Abercrombie simply did not have a good answer to the court’s questions either. The clothing company’s responses to criticisms of its “Look Policy” displays a worrying confusion regarding what religious freedom really is. The business claims that it should be the responsibility of the interviewee, not the interviewer, to bring up any sort of religious restrictions that may conflict with company policy, as Abercrombie has no way of knowing if a hat serves a religious purpose or not. However, Elauf didn’t even know that the policy existed. Multiple justices recommended during oral arguments that it should be Abercrombie’s job to bring up any potential policy conflicts, even if this is just in the form of a broad question about headwear that doesn’t explicitly mention religion.
Regardless of who should or shouldn’t have brought up the hijab, Abercrombie’s actions are implicitly discriminatory.
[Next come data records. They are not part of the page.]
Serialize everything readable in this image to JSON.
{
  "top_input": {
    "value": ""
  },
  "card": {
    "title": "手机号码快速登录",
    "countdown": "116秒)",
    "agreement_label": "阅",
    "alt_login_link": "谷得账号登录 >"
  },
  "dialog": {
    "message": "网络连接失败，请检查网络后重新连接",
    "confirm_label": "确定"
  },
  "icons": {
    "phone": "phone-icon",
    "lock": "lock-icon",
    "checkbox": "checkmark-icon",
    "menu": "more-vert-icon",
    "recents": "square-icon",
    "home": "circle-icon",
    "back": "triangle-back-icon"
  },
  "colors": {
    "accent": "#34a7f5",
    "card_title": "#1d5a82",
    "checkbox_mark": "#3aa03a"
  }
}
By assuming that Elauf would be wearing the headscarf at work every day just because she wore it to the interview, the company is clearly acknowledging its belief that the hijab served a religious purpose. If the business truly didn’t know whether or not they were dealing with religious headwear, then they wouldn’t have just assumed that Elauf would wear the hijab to work every day.
Despite this evidence that Abercrombie’s actions were likely discriminatory, Dvoretzky held that the company’s policy doesn’t violate religious freedoms because it simply bans the wearing of caps by all employees, regardless of their beliefs. If it is against the rules to wear a hat no matter your religion, Abercrombie holds, how then are the rules discriminatory?
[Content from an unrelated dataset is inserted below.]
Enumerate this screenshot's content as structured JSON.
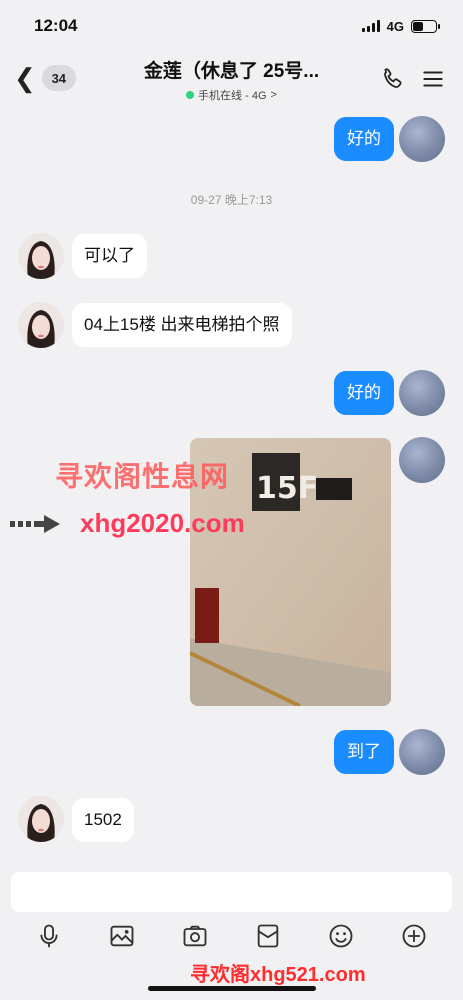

Unfortunately, arguments like these are why America simply can’t shake off continued religious discrimination. It isn’t about whether or not the laws are universal in nature, but rather about whether or not they accommodate for the practices of different faiths. This concept is the subject of the 1993 Religious Freedoms Restoration Act, which holds that any law cannot burden religious practices even if the laws that do so apply to everyone. The act has since been deemed unconstitutional in its application to local and state governments, but the freedoms protected by the law have been retained at the national level and by the numerous states which have adopted similar laws. Either Abercrombie was simply using the best available legal defense, or the company truly misunderstands its Constitutional requirement to accommodate the many religions that exist in the United States today. In either case, the teen outfitters’ position represents a fundamental misunderstanding of how the Constitution defends the free exercise of religion. Until it is understood that the laws must work around religious beliefs and not the other way around, discrimination on the basis of religion simply isn’t going away.